Minnesota's bees and butterflies are in rough shape. A native bumblebee was just added to the endangered species list, while monarch butterflies and honey bees have also been hit with big population declines.
So these pollinators are getting featured on the state's newest critical habitat license plate – and you can vote on which design you like the most.
The DNR says a panel of judges picked three finalists from 24 design entries submitted by artists. Those three were revealed Thursday, and the DNR has a voting page where you can pick your favorite. The voting closes at 5 p.m. on Feb. 8.
Here's a look at the three designs:
The public vote won't automatically determine the winner.
The DNR says law enforcement has to make sure they're clearly legible and visible. Then the state's DNR and Public Safety commissioners – taking all factors into account – will pick the winning design.
The winner will be the latest in the state's critical habitat license plates line. There are nine other design: a wild turkey, a moose, a loon, a pheasant, a chickadee, a showy lady’s slipper, a fishing scene, and two with deer.

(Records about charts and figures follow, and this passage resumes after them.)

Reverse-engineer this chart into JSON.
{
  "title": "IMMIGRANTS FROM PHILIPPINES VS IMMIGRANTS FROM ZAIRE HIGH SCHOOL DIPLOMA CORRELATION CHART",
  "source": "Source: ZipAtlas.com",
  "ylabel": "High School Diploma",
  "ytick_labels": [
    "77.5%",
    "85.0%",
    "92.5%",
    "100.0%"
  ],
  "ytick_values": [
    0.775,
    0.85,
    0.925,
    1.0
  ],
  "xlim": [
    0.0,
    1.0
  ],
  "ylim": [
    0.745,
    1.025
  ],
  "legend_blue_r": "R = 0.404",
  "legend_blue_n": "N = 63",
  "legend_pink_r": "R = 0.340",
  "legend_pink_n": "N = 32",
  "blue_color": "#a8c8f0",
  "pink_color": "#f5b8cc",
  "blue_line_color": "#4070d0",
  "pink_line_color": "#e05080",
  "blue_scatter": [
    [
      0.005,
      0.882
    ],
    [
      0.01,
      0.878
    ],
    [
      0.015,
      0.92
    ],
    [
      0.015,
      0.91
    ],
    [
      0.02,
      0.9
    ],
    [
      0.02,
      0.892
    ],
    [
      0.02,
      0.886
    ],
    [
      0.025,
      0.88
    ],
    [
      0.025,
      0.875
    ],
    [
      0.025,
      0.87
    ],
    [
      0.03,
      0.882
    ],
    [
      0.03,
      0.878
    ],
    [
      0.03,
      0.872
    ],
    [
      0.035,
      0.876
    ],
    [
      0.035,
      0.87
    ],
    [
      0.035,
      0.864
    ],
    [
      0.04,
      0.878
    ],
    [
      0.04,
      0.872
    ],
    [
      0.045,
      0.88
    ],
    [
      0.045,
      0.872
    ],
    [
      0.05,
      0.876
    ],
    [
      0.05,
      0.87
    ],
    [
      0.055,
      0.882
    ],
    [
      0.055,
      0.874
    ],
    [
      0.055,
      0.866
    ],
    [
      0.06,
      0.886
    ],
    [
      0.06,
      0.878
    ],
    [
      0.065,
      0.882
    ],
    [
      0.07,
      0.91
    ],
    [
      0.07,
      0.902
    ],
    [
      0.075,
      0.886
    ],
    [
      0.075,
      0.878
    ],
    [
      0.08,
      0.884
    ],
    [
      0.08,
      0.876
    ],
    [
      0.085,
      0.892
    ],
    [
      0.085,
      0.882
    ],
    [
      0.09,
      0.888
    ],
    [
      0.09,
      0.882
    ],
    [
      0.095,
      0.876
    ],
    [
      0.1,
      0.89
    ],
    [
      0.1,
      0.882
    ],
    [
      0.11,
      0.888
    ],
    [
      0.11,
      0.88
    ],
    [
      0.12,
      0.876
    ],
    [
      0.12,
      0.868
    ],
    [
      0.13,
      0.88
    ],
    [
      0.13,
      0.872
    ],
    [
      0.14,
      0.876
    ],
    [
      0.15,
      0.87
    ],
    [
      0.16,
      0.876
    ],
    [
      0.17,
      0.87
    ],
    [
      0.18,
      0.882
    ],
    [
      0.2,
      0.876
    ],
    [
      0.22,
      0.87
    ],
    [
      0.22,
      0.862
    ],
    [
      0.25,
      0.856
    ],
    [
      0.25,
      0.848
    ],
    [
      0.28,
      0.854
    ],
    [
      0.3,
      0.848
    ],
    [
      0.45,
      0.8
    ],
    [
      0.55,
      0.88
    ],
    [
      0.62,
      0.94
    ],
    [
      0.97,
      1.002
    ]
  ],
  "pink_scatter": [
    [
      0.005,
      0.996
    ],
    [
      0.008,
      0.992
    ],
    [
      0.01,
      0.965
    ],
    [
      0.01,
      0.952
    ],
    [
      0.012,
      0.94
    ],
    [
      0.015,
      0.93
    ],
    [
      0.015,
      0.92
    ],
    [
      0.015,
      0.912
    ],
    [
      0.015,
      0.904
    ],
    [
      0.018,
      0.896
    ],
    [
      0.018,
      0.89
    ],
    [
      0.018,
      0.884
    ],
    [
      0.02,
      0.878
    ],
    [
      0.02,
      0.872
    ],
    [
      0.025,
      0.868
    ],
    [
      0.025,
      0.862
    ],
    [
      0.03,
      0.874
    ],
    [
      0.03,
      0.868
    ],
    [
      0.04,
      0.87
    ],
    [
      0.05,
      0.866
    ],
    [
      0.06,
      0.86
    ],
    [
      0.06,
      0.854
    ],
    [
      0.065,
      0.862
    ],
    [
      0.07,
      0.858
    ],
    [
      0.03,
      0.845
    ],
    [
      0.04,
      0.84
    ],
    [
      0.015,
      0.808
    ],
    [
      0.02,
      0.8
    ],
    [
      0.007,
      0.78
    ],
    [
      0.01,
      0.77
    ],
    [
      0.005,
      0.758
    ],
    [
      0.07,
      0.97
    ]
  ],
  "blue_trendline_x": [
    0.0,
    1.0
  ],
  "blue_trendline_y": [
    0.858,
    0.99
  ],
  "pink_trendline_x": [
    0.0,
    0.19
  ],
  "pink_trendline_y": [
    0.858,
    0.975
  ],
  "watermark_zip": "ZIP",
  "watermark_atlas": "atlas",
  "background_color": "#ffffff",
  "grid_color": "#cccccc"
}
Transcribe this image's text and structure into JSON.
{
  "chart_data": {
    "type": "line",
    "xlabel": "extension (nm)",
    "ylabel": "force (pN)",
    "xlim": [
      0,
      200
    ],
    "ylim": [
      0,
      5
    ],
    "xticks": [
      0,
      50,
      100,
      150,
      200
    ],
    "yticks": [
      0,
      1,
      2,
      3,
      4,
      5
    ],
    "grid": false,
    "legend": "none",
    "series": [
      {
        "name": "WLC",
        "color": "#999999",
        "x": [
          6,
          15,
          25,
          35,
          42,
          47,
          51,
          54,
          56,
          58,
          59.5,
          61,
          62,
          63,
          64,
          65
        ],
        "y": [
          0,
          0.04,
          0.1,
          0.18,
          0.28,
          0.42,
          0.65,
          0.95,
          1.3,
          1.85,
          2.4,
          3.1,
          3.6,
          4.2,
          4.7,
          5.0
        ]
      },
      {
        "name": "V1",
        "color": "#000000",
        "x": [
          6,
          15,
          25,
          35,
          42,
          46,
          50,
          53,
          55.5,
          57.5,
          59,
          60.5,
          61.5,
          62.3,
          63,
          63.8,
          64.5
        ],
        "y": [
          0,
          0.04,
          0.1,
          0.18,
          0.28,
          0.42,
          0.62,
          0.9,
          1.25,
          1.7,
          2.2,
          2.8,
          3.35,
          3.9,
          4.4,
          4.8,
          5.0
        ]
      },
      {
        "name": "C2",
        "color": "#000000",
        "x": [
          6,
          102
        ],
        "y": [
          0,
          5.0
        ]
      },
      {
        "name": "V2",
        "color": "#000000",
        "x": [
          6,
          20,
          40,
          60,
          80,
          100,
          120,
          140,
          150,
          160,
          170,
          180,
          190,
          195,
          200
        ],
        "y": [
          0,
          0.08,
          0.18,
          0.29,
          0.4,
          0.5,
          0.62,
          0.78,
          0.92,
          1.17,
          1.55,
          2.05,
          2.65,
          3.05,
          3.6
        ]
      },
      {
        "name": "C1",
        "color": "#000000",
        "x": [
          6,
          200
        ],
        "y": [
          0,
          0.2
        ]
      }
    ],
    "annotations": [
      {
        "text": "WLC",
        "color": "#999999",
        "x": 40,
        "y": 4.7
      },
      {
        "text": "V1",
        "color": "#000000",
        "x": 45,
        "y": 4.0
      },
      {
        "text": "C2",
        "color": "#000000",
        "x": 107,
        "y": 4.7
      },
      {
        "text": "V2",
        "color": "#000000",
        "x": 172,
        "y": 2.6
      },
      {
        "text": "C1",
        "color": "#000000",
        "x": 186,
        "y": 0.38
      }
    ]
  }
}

Motorists who buy a critical habitat license plate pay a $10 initial fee, plus a minimum annual contribution of $30.
That money goes into the Reinvest in Minnesota program to "preserve important wildlife habitat and plant communities such as wetlands, prairies, old growth forests, and endangered orchid sites," according to the DNR’s website. The sales of these license plates have generated more than $59 million to acquire or preserve 22,000 acres of critical habitat, as well as help fun non-game wildlife research efforts, the DNR says.